IBAN IT 85 G 05034 59360 000000096909

A seguito della emanazione del DPCM del 9 marzo 2020 e delle successive indicazione del MIUR (tutti i provvedimenti presi sono disponibili sul sito del MIUR al linK https://www.istruzione.it/coronavirus/norme.html),  l’Istituto ha provveduto a ridurre i giorni di apertura dei plessi escluso il plesso Cesari di Castel d’Azzano dove la segreteria è sempre aperta. Si invita ad accedere su appuntamento.

Per i nuovi orari consultare la news specifica.

Il Decreto prevede, tra l’altro la possibilità di spostamento dalla propria residenza o domicilio solo  per comprovati motivi di lavoro, di salute o altre necessità. Tali motivazioni devono essere rilasciate anche mediante autodichiarazione che potrà essere resa su moduli prestampati già in dotazione alle forze di polizia statali e locali, di cui si pubblica modello in allegato.

L’accesso ai plessi, nei giorni di apertura, è consentito ai docenti per l’utilizzo degli strumenti per la didattica a distanza ed ai genitori che devono ritirare materiali didattici.

Si invita a prendere visione delle FAQ aggiornate del governo

http://www.governo.it/it/articolo/decreto-iorestoacasa-domande-frequenti-sulle-misure-adottate-dal-governo/14278

In particolare (dalle FAQ citate):

1.Cosa si intende per “evitare ogni spostamento delle persone fisiche”? Ci sono dei divieti? Si può uscire per andare al lavoro? Chi è sottoposto alla misura della quarantena, si può spostare?
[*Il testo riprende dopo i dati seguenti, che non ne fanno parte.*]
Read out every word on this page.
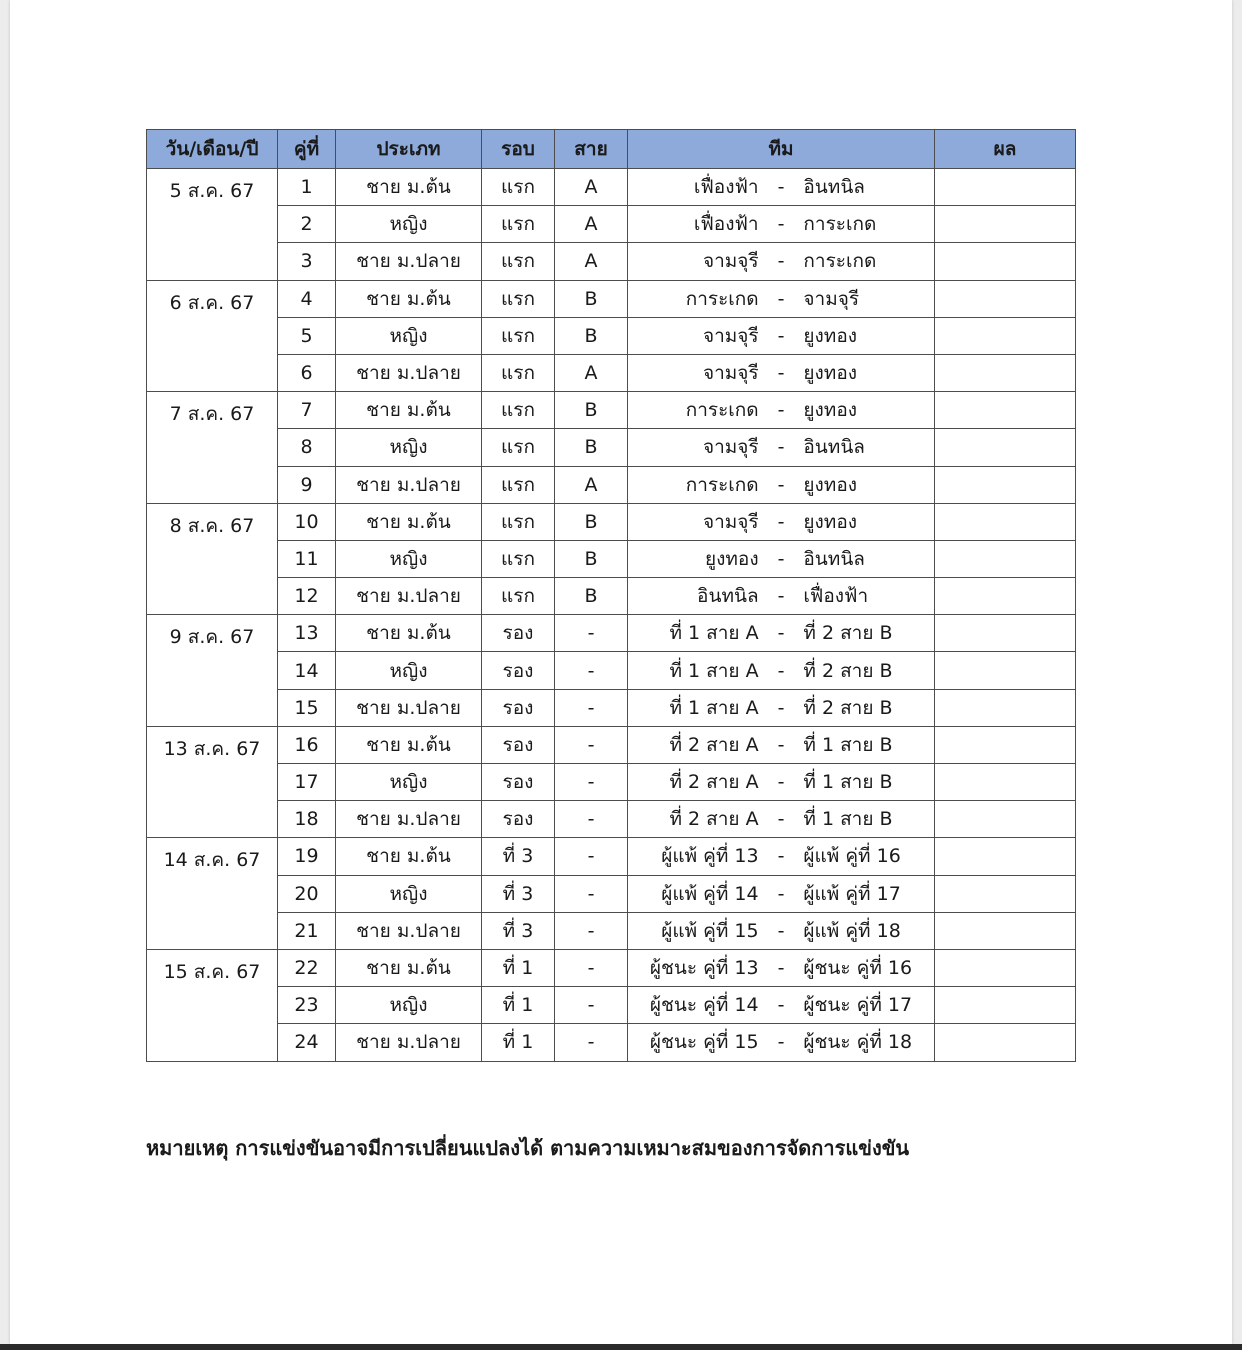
วัน/เดือน/ปี	คู่ที่	ประเภท	รอบ	สาย	ทีม	ผล
5 ส.ค. 67	1	ชาย ม.ต้น	แรก	A	เฟื่องฟ้า - อินทนิล	

	2	หญิง	แรก	A	เฟื่องฟ้า - การะเกด	

	3	ชาย ม.ปลาย	แรก	A	จามจุรี - การะเกด	

6 ส.ค. 67	4	ชาย ม.ต้น	แรก	B	การะเกด - จามจุรี	

	5	หญิง	แรก	B	จามจุรี - ยูงทอง	

	6	ชาย ม.ปลาย	แรก	A	จามจุรี - ยูงทอง	

7 ส.ค. 67	7	ชาย ม.ต้น	แรก	B	การะเกด - ยูงทอง	

	8	หญิง	แรก	B	จามจุรี - อินทนิล	

	9	ชาย ม.ปลาย	แรก	A	การะเกด - ยูงทอง	

8 ส.ค. 67	10	ชาย ม.ต้น	แรก	B	จามจุรี - ยูงทอง	

	11	หญิง	แรก	B	ยูงทอง - อินทนิล	

	12	ชาย ม.ปลาย	แรก	B	อินทนิล - เฟื่องฟ้า	

9 ส.ค. 67	13	ชาย ม.ต้น	รอง	-	ที่ 1 สาย A - ที่ 2 สาย B	

	14	หญิง	รอง	-	ที่ 1 สาย A - ที่ 2 สาย B	

	15	ชาย ม.ปลาย	รอง	-	ที่ 1 สาย A - ที่ 2 สาย B	

13 ส.ค. 67	16	ชาย ม.ต้น	รอง	-	ที่ 2 สาย A - ที่ 1 สาย B	

	17	หญิง	รอง	-	ที่ 2 สาย A - ที่ 1 สาย B	

	18	ชาย ม.ปลาย	รอง	-	ที่ 2 สาย A - ที่ 1 สาย B	

14 ส.ค. 67	19	ชาย ม.ต้น	ที่ 3	-	ผู้แพ้ คู่ที่ 13 - ผู้แพ้ คู่ที่ 16	

	20	หญิง	ที่ 3	-	ผู้แพ้ คู่ที่ 14 - ผู้แพ้ คู่ที่ 17	

	21	ชาย ม.ปลาย	ที่ 3	-	ผู้แพ้ คู่ที่ 15 - ผู้แพ้ คู่ที่ 18	

15 ส.ค. 67	22	ชาย ม.ต้น	ที่ 1	-	ผู้ชนะ คู่ที่ 13 - ผู้ชนะ คู่ที่ 16	

	23	หญิง	ที่ 1	-	ผู้ชนะ คู่ที่ 14 - ผู้ชนะ คู่ที่ 17	

	24	ชาย ม.ปลาย	ที่ 1	-	ผู้ชนะ คู่ที่ 15 - ผู้ชนะ คู่ที่ 18	

หมายเหตุ การแข่งขันอาจมีการเปลี่ยนแปลงได้ ตามความเหมาะสมของการจัดการแข่งขัน
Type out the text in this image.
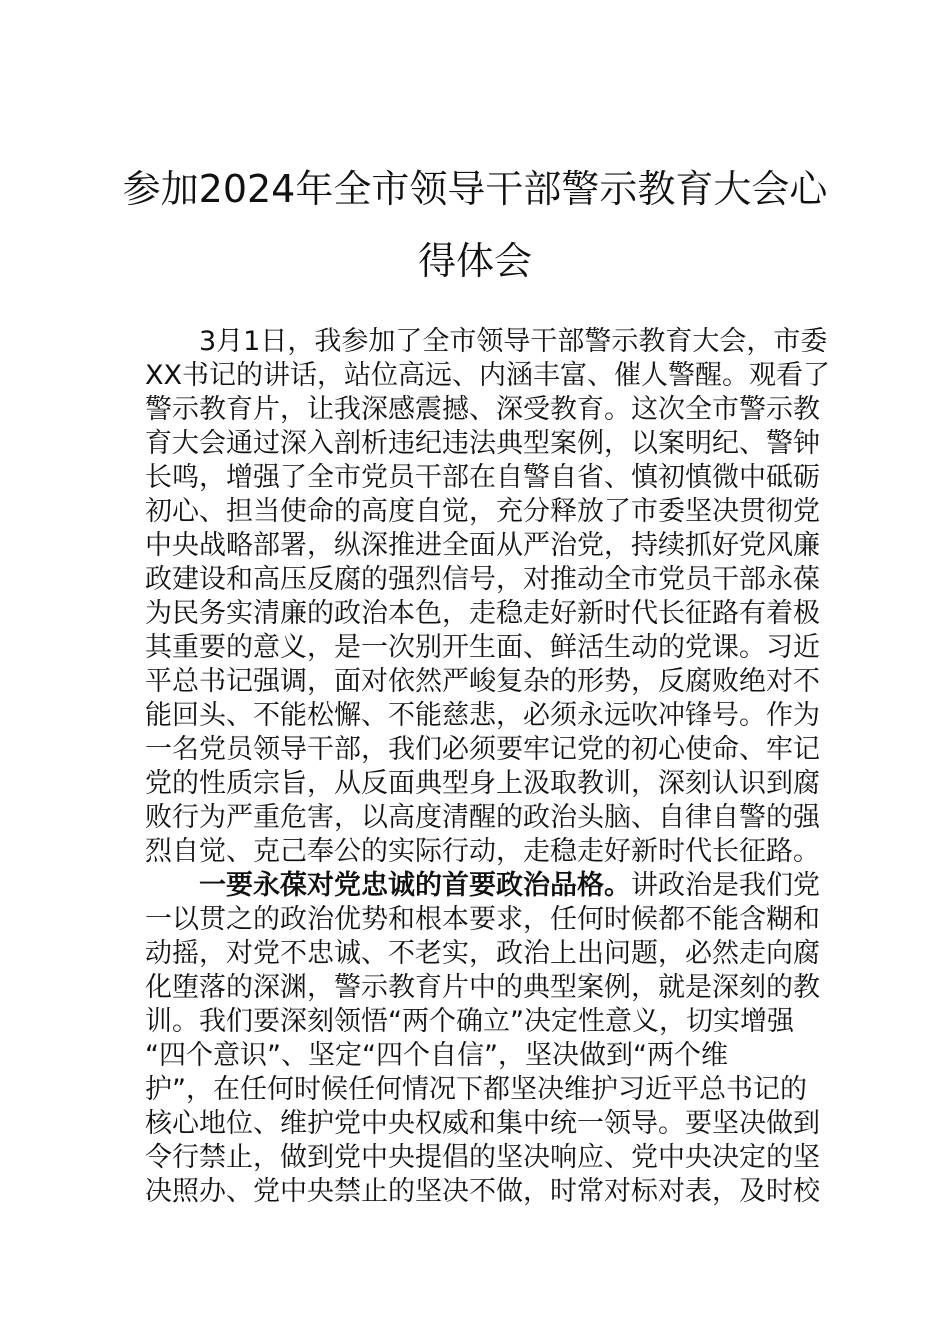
参加2024年全市领导干部警示教育大会心
得体会
3月1日，我参加了全市领导干部警示教育大会，市委
XX书记的讲话，站位高远、内涵丰富、催人警醒。观看了
警示教育片，让我深感震撼、深受教育。这次全市警示教
育大会通过深入剖析违纪违法典型案例，以案明纪、警钟
长鸣，增强了全市党员干部在自警自省、慎初慎微中砥砺
初心、担当使命的高度自觉，充分释放了市委坚决贯彻党
中央战略部署，纵深推进全面从严治党，持续抓好党风廉
政建设和高压反腐的强烈信号，对推动全市党员干部永葆
为民务实清廉的政治本色，走稳走好新时代长征路有着极
其重要的意义，是一次别开生面、鲜活生动的党课。习近
平总书记强调，面对依然严峻复杂的形势，反腐败绝对不
能回头、不能松懈、不能慈悲，必须永远吹冲锋号。作为
一名党员领导干部，我们必须要牢记党的初心使命、牢记
党的性质宗旨，从反面典型身上汲取教训，深刻认识到腐
败行为严重危害，以高度清醒的政治头脑、自律自警的强
烈自觉、克己奉公的实际行动，走稳走好新时代长征路。
一要永葆对党忠诚的首要政治品格。讲政治是我们党
一以贯之的政治优势和根本要求，任何时候都不能含糊和
动摇，对党不忠诚、不老实，政治上出问题，必然走向腐
化堕落的深渊，警示教育片中的典型案例，就是深刻的教
训。我们要深刻领悟“两个确立”决定性意义，切实增强
“四个意识”、坚定“四个自信”，坚决做到“两个维
护”，在任何时候任何情况下都坚决维护习近平总书记的
核心地位、维护党中央权威和集中统一领导。要坚决做到
令行禁止，做到党中央提倡的坚决响应、党中央决定的坚
决照办、党中央禁止的坚决不做，时常对标对表，及时校
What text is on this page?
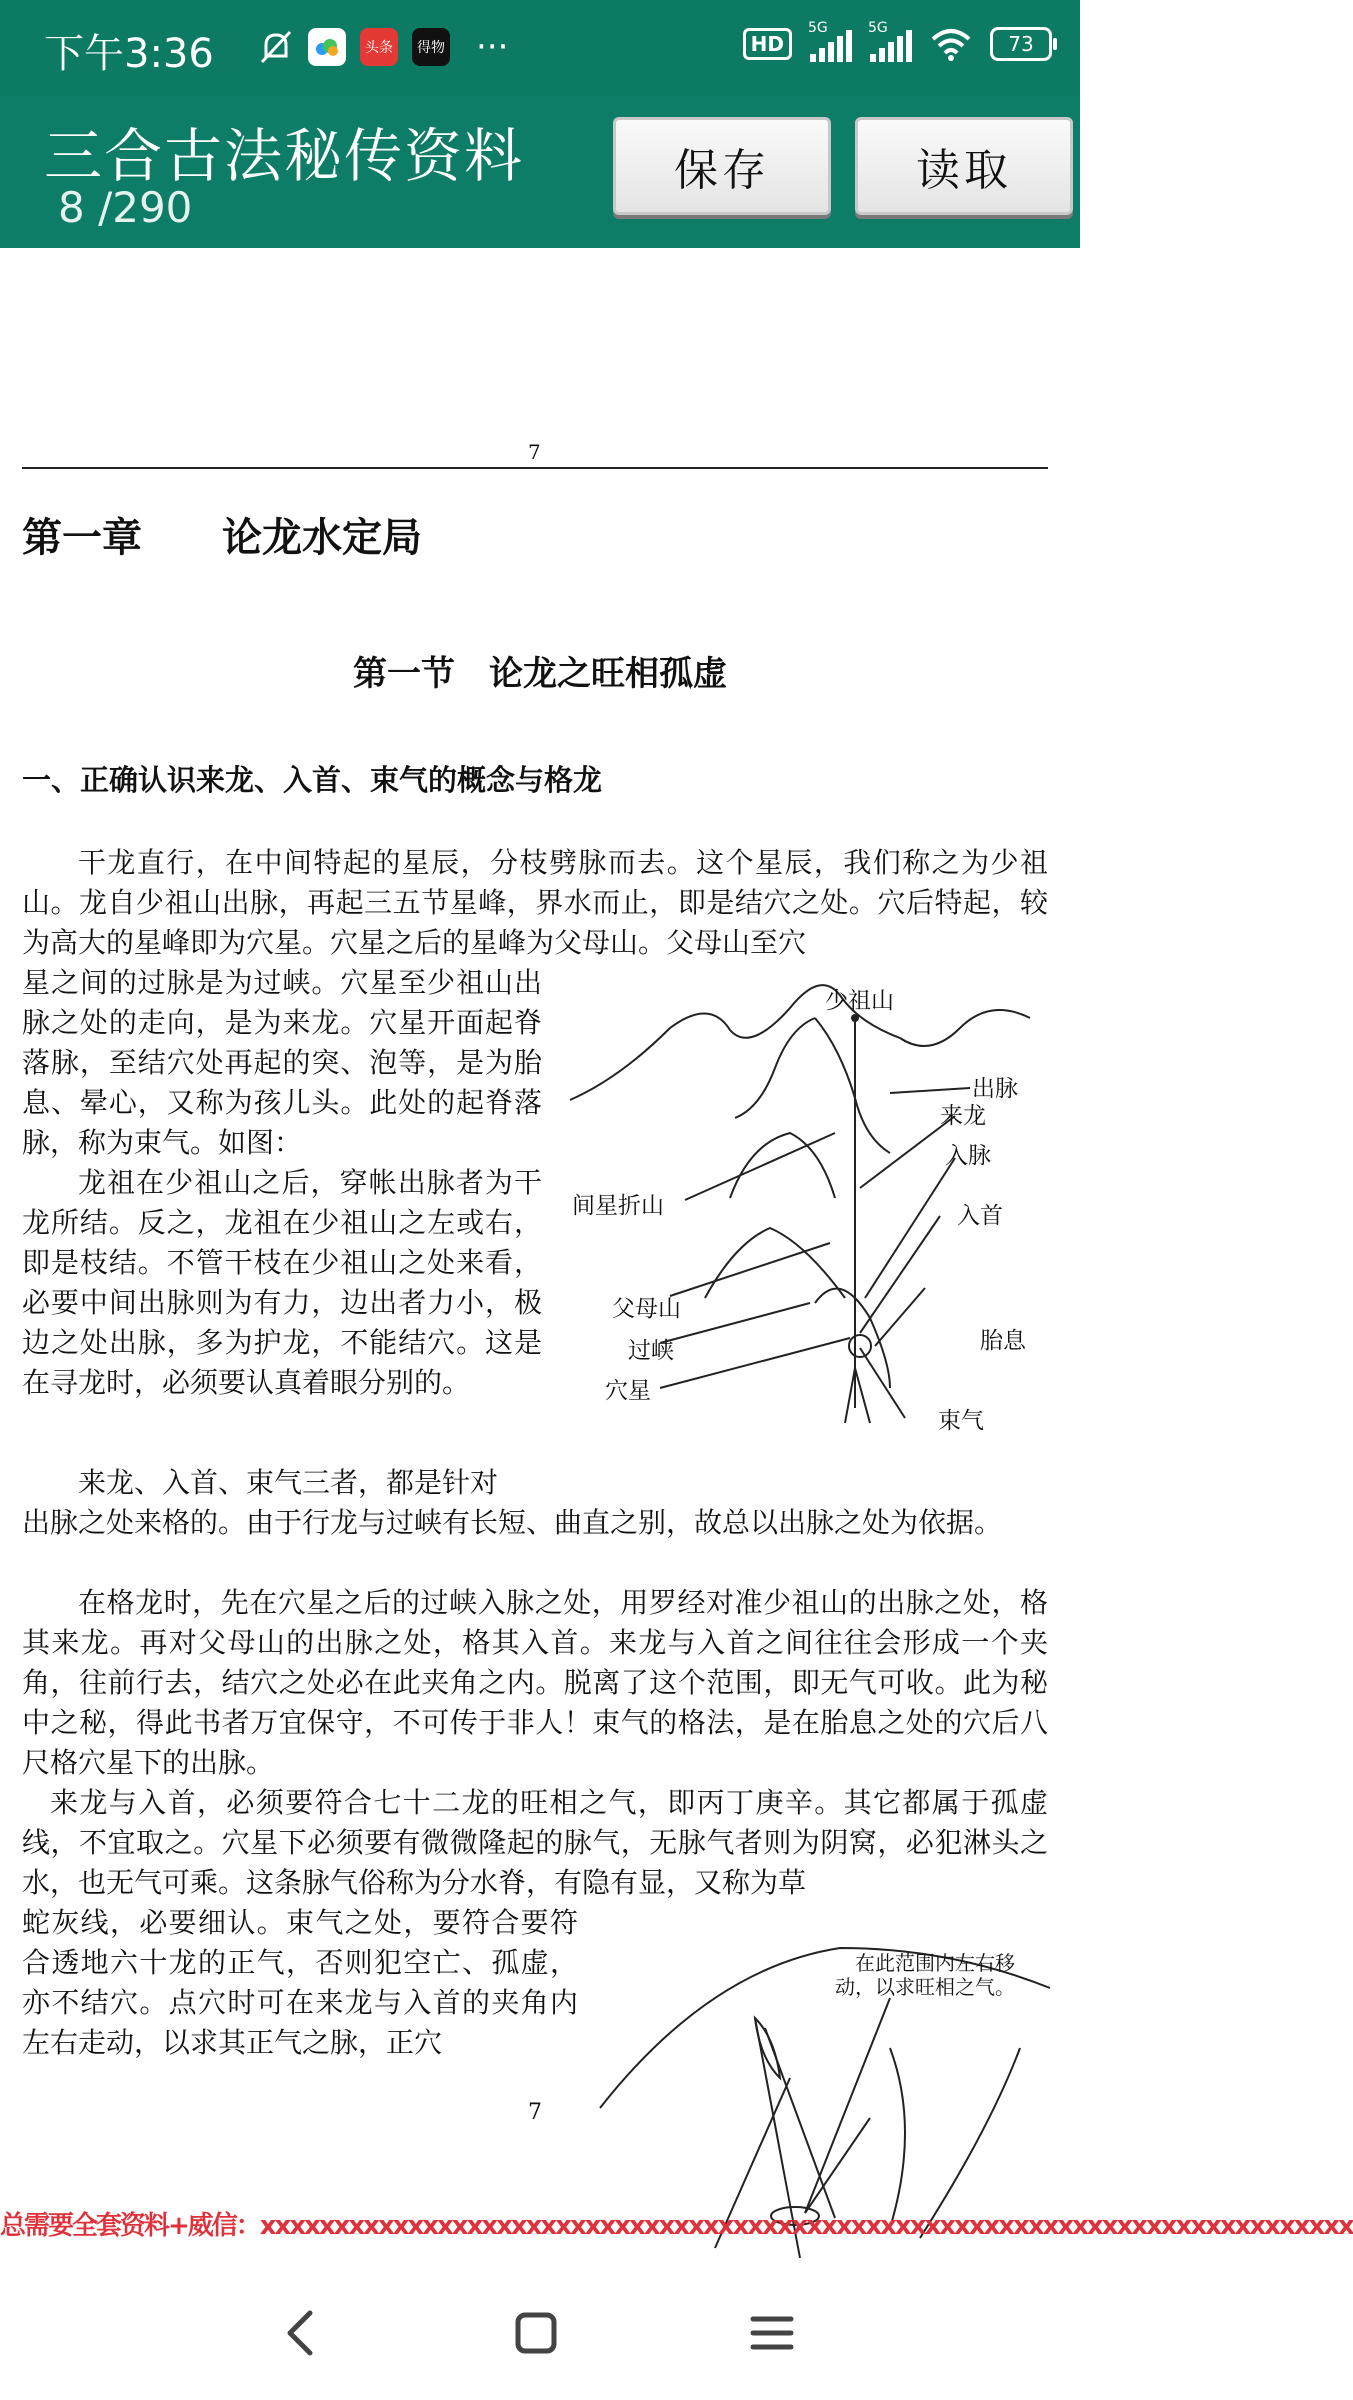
下午3:36	头条 得物 ···	HD
5G	5G
73
三合古法秘传资料
8 /290
保存	读取
7
第一章　　论龙水定局
第一节　论龙之旺相孤虚
一、正确认识来龙、入首、束气的概念与格龙
干龙直行，在中间特起的星辰，分枝劈脉而去。这个星辰，我们称之为少祖山。龙自少祖山出脉，再起三五节星峰，界水而止，即是结穴之处。穴后特起，较为高大的星峰即为穴星。穴星之后的星峰为父母山。父母山至穴
星之间的过脉是为过峡。穴星至少祖山出脉之处的走向，是为来龙。穴星开面起脊落脉，至结穴处再起的突、泡等，是为胎息、晕心，又称为孩儿头。此处的起脊落脉，称为束气。如图：
龙祖在少祖山之后，穿帐出脉者为干龙所结。反之，龙祖在少祖山之左或右，即是枝结。不管干枝在少祖山之处来看，必要中间出脉则为有力，边出者力小，极边之处出脉，多为护龙，不能结穴。这是在寻龙时，必须要认真着眼分别的。
来龙、入首、束气三者，都是针对
出脉之处来格的。由于行龙与过峡有长短、曲直之别，故总以出脉之处为依据。
在格龙时，先在穴星之后的过峡入脉之处，用罗经对准少祖山的出脉之处，格其来龙。再对父母山的出脉之处，格其入首。来龙与入首之间往往会形成一个夹角，往前行去，结穴之处必在此夹角之内。脱离了这个范围，即无气可收。此为秘中之秘，得此书者万宜保守，不可传于非人！束气的格法，是在胎息之处的穴后八尺格穴星下的出脉。
来龙与入首，必须要符合七十二龙的旺相之气，即丙丁庚辛。其它都属于孤虚线，不宜取之。穴星下必须要有微微隆起的脉气，无脉气者则为阴窝，必犯淋头之水，也无气可乘。这条脉气俗称为分水脊，有隐有显，又称为草
蛇灰线，必要细认。束气之处，要符合要符合透地六十龙的正气，否则犯空亡、孤虚，亦不结穴。点穴时可在来龙与入首的夹角内左右走动，以求其正气之脉，正穴
少祖山
出脉
来龙
间星折山
入脉
入首
父母山
过峡	胎息
穴星
束气
在此范围内左右移
动，以求旺相之气。
7
总需要全套资料+威信：xxxxxxxxxxxxxxxxxxxxxxxxxxxxxxxxxxxxxxxxxxxxxxxxxxxxxxxxxxxxxxxxxxxxxxxxxx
Si deve evitare di uscire di casa. Si può uscire per andare al lavoro  o per ragioni di salute o per altre necessità, quali, per esempio, l’acquisto di beni essenziali. Si deve comunque essere in grado di provarlo, anche mediante autodichiarazione che potrà essere resa su moduli prestampati già in dotazione alle forze di polizia statali e locali. La veridicità delle autodichiarazioni sarà oggetto di controlli successivi e la non veridicità costituisce reato. È comunque consigliato lavorare a distanza, ove possibile, o prendere ferie o congedi. Senza una valida ragione, è richiesto e necessario restare a casa, per il bene di tutti.
È previsto anche il “divieto assoluto” di uscire da casa per chi è sottoposto a quarantena o risulti positivo al virus .

4.Cosa significa “comprovate esigenze lavorative”? I lavoratori autonomi come faranno a dimostrare le “comprovate esigenze lavorative”?
È sempre possibile uscire per andare al lavoro, anche se è consigliato lavorare a distanza, ove possibile, o prendere ferie o congedi. “Comprovate” significa che si deve essere in grado di dimostrare che si sta andando (o tornando) al lavoro, anche tramite l’autodichiarazione vincolante di cui alla FAQ n.  1 o con ogni altro mezzo di prova , la cui non veridicità costituisce reato. In caso di controllo, si dovrà dichiarare la propria necessità lavorativa. Sarà cura poi delle Autorità verificare la veridicità della dichiarazione resa con l’adozione delle conseguenti sanzioni in caso di false dichiarazioni.